Dudamel showed little interest in that gloom, in the ambiguity and at times even tragic underpinnings of this music of a cosmos coming-into-being. Rather, he gave precedence to Mahler's buoyant gestures of spring awakening as the life force wrests itself free from primal chaos. When the first movement's rollicking march got going, it quickly brushed aside memories of the funereal funk in those opening minutes evaporated.

This paid welcome dividends in terms of a more coherent, organically interconnected view of a score sprawling and crawling with ideas. Dudamel brought out the pristine, childlike joy of discovery that underlies the first three movements as a whole, anticipating the explicit voicing of this in the fifth movement by the combined choirs of women and children. The erstwhile Wunderkind conductor showed intuitive sympathy with Mahler's Wunderhorn sensibility. 

The second and third movements unfolded with unusually and lovingly detailed colours, Dudamel commanding multiple camera angles and levels of focus on Mahler's variegated textures. It was indeed hard not to think of cinematic analogies as the conductor kept attention riveted on the delightful surprise of each soloist's entry.

Here, again, was a sense of technical expertise in knowing just how to blend the sonority of flute and oboe, to accentuate the soprano clarinet's wide-eyed entry, or to add an infinitesimal extra degree of weight to the strings' background shimmer for the posthorn solos (executed here by cornet). Dudamel maintained a Steven Spielberg-like control over every detail.

The weak spot, to this taste, came in the fourth movement, where the human voice first emerges – Nietzsche's text sung here by Tamara Mumford with beautiful tone though with too little sense of mystery. Dudamel skirted the darkness of this most nocturnal episode in the Third, barely evoking the profound, metaphysical yearning Mahler expresses in this pivotal transitional point of the Third. With the outburst of heavenly voices that follows, the contradictions were simply brushed aside. It was a bit as if Mahler had set, back to back, a text by Christopher Hitchens and a sermon of Mother Theresa.
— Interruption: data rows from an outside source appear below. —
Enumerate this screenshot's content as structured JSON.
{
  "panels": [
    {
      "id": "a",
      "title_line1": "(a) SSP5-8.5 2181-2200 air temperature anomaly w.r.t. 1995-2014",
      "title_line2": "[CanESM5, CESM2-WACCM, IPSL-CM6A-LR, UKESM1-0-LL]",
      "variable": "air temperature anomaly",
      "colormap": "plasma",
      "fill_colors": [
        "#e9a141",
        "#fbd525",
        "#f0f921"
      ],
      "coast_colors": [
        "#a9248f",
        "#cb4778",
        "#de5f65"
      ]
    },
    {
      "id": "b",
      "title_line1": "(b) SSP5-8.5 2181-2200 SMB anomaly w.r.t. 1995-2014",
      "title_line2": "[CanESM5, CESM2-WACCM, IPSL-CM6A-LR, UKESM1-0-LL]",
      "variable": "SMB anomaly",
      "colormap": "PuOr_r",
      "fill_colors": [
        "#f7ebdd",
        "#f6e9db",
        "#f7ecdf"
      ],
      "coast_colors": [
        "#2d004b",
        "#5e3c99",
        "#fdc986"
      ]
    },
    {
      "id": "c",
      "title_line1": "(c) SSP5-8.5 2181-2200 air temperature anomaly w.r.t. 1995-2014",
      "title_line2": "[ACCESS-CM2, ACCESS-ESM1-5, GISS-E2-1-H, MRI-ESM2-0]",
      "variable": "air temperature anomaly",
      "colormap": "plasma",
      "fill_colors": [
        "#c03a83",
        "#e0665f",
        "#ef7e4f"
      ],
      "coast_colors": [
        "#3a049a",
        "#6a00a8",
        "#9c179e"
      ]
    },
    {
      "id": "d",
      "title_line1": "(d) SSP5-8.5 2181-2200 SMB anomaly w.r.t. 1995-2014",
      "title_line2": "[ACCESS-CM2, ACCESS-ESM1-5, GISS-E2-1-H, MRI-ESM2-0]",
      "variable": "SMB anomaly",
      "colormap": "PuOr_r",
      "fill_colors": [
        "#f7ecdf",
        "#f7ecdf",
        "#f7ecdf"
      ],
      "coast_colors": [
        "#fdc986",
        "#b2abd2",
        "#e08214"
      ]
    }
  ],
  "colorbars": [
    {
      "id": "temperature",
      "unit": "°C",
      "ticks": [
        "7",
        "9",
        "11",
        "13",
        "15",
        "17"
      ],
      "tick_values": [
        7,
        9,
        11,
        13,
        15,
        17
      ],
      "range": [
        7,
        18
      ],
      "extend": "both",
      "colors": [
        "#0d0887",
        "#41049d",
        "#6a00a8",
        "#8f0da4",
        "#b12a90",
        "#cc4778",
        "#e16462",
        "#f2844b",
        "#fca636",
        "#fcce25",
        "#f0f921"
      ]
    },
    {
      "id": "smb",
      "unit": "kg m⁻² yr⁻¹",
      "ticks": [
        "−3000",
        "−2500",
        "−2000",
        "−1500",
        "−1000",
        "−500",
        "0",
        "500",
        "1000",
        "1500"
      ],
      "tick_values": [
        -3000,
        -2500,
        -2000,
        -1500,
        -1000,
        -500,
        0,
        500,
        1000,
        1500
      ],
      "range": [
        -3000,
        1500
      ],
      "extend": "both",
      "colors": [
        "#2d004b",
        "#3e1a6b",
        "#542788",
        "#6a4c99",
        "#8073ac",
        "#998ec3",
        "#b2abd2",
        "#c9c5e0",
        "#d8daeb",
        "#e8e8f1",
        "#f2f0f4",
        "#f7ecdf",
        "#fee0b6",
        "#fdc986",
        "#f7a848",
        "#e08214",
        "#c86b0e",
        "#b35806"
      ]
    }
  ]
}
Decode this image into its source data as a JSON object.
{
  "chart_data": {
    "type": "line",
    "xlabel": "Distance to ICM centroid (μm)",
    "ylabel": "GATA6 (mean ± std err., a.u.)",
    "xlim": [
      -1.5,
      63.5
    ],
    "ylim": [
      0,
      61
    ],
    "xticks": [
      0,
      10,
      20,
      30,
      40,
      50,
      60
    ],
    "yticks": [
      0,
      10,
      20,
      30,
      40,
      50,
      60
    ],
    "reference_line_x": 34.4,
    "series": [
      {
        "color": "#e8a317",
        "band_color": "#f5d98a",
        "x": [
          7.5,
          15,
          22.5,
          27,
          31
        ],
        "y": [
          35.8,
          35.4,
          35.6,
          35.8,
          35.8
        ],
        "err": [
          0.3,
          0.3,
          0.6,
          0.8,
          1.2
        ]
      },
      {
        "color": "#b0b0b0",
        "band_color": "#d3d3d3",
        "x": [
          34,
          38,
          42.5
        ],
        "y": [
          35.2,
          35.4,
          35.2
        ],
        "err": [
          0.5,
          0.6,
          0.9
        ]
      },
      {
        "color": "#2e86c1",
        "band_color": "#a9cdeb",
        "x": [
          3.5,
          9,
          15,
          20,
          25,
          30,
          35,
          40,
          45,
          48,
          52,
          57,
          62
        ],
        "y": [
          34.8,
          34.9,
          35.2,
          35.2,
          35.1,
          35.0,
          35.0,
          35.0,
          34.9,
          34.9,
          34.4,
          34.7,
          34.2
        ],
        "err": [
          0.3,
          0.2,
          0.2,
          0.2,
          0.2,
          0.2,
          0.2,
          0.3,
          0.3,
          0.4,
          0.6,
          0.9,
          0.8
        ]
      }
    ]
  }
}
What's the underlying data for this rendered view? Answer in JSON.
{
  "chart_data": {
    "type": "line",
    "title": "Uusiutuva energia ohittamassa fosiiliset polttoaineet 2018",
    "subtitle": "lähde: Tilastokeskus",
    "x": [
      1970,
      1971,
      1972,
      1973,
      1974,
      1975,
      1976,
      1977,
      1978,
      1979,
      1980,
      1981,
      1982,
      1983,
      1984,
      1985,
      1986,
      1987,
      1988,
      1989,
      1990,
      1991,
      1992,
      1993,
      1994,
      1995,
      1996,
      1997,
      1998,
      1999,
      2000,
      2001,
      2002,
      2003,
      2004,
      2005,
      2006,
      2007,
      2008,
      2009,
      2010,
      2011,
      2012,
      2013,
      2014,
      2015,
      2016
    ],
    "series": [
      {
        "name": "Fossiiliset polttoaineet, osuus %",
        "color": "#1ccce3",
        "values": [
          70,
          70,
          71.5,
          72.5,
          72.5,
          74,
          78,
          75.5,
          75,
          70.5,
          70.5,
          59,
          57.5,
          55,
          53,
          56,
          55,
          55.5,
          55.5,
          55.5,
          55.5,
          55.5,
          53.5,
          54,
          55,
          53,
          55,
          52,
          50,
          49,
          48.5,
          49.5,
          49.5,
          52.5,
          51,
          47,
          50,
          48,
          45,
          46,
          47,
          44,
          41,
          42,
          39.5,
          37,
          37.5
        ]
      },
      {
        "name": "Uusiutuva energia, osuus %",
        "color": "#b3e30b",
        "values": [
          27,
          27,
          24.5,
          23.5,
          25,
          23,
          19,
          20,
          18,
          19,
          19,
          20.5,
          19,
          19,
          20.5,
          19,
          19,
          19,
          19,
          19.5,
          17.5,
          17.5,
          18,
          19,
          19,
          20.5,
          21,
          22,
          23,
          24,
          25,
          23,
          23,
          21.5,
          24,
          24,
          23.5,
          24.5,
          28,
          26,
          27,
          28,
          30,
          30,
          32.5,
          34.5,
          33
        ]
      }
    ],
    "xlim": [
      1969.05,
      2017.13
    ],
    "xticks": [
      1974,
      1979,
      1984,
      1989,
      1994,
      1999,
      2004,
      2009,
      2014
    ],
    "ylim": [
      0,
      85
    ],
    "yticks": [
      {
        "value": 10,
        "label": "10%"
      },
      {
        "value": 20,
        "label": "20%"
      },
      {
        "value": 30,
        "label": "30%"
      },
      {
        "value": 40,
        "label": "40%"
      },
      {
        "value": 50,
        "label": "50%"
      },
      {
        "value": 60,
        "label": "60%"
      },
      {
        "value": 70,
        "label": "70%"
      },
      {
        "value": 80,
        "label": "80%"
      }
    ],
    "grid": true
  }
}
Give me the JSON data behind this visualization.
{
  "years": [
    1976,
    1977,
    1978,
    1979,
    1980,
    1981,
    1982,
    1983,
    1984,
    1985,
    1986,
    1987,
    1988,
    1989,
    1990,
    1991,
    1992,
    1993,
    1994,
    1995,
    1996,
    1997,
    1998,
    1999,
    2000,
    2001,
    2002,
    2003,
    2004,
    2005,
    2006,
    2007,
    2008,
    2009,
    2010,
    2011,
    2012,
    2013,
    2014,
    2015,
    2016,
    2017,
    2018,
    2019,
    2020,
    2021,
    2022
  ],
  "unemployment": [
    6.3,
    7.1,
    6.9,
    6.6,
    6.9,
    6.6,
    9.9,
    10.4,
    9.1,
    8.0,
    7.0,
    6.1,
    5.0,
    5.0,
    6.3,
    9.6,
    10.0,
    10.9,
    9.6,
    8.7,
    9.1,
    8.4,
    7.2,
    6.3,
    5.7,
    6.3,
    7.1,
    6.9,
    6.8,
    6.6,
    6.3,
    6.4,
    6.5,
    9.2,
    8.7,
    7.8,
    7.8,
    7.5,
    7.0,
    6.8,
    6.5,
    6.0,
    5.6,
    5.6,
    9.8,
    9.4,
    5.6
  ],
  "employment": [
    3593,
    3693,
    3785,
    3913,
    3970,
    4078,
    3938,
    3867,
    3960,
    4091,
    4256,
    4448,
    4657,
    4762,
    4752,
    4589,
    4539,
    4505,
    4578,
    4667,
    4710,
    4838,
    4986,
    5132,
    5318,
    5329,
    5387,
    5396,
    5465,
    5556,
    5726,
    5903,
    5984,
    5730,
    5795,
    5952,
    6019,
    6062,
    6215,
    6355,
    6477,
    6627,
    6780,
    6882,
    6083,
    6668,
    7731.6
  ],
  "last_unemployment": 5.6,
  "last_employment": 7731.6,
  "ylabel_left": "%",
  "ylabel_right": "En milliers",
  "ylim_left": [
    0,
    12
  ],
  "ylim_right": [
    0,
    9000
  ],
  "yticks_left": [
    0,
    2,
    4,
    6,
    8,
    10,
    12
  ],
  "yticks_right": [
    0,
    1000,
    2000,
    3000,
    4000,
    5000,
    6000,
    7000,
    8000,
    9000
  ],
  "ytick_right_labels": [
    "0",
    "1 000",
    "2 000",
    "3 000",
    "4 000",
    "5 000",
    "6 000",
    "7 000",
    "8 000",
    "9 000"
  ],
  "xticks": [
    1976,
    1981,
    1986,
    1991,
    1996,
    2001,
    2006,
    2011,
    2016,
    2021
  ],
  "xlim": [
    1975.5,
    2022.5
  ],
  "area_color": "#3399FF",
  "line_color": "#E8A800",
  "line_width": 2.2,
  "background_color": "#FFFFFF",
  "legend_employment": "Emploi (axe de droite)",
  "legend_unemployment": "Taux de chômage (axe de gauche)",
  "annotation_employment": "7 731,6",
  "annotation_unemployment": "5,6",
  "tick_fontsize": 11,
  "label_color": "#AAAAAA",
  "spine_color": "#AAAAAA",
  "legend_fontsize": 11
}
The concluding Adagio, on the other hand, radiated that sense of security, of a global view of the work, that elsewhere characterised Dudamel's approach. He understood how essential it is here to calibrate Mahler's carefully planned sequence of climaxes and crises, avoiding the temptation to settle for a generically blissed-out music of the spheres (and thus a music utterly lacking in tension).

Dudamel's Third lies at a fascinating point on the interpretive spectrum, far from the wrenching extremes of a Bernstein but just as distant from the magisterial detachment of a Boulez. The conductor is always thoroughly invested and emotionally focused, yet there's never a hint of the music going off the rails – even in the wildest, most orgiastic moments of the first movement. And his sensitivity to the score's resplendent detail was admirably abetted by the LA Philharmonic's inspired musicianship.

Their arrival at the amens of D major with which Mahler ends the Third had an orgasmic inevitability. And yet it contained an element of surprise in the ecstatic, swelling length of the final fermata Dudamel drew from the players.

In a few weeks they will take the Mahler on tour to Europe, along with a program including Messiaen's Des Canyons aux étoiles (with accompanying visuals of American landscapes designed by photographer Deborah O’Grady). It will be particularly fascinating to follow their reception at the Concertgebouw in Amsterdam, where Mahler himself conducted the Third in 1903.